Le troisième tiers s'avère pour sa part très différent. Le clash intervient évidemment lorsque le masque du Fantôme tombe et révèle son incroyable laideur. Une laideur physique qui s'associe très vite à un comportement bien moins «respectable». Blessé par la réaction terrifiée de Christine, le Fantôme se fait bien plus dur et cassant dans ses propos. Pire, il en vient à menacer sa vie ainsi que celle des autres. Le masque tombe donc littéralement, révèlant un être fragilisé ayant vécu en marge de la société et étant par là même incapable de vivre avec elle. Sa colère s'avère donc à la limite du puéril, égale à celle d'un enfant capricieux qui n'obtiendrait pas satisfaction… Les conséquences de cette colère sont en revanche bien plus graves et mettent en péril la vie de nombreuses personnes.
Lon Chaney nous livre donc une incroyable interprétation en trois temps, toute en finesse grâce à une vraie compréhension du personnage. Bien entendu Erik est encore une fois l'occasion pour «l'acteur aux mille visages» de se grimer et d'étonner. Dans ce but, l'acteur conservera son maquillage totalement secret et ce jusqu'à la fameuse révélation. L'équipe du métrage aura donc goutté à l'horreur de ce faciès difforme de la même manière que le fera le public quelques mois plus tard… Nous noterons cependant que le Fantôme dispose d'un maquillage plus «subtil» et moins «fou» que ceux des autres individus joués par Chaney.

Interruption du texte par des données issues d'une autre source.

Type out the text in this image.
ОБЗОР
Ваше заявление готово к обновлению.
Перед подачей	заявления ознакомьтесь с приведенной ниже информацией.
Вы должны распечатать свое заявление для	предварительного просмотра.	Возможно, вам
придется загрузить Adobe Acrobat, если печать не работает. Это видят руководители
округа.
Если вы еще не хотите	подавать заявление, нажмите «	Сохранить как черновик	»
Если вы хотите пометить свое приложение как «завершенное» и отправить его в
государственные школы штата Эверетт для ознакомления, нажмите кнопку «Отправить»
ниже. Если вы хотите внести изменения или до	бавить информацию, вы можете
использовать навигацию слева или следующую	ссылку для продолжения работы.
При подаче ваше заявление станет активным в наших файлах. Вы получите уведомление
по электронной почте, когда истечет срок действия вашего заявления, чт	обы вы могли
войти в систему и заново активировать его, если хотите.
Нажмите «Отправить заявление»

L'homme minimise ainsi le déguisement (qui reste très impressionnant) pour accentuer l'aspect «humain» de son personnage. Un choix judicieux qui permet de «jouer» avec les sentiments du spectateurs, partagé dès lors entre le dégoût et une profonde pitié…
Mais outre la prestation de Lon Chaney (qui éclipse quelque peu les autres), ce sont aussi les magnifiques décors du film qui étonnent et émerveillent. Les sous-sols de l'Opéra Garnier s'avèrent à ce titre particulièrement envoûtants. A une succession interminable d'escaliers succèdent d'immenses soubassements voûtés dans lesquels le Fantôme évolue de manière fort poétique à cheval ou à l'aide d'une barque. Le trajet menant Erik et sa douce Christine au cœur de la fameuse antre relève dès lors de la balade romantique, évoquant par instant les gondoliers vénitiens… L'opéra lui-même, fort de son architecture aussi démesurée que tortueuse, s'impose comme un véritable élément clef du métrage, un cadre oscillant là encore entre le merveilleux et le mystérieux. La composition de certains plans relève par ailleurs sans aucun doute du grand art. Nous citerons pour l'exemple l'utilisation judicieuse du clair/obscur, la fameuse scène de bal (en couleur !) et la séquence nous montrant le Fantôme, perché sur une statue et drapé d'une immense cape, assister à la trahison de sa douce Christine…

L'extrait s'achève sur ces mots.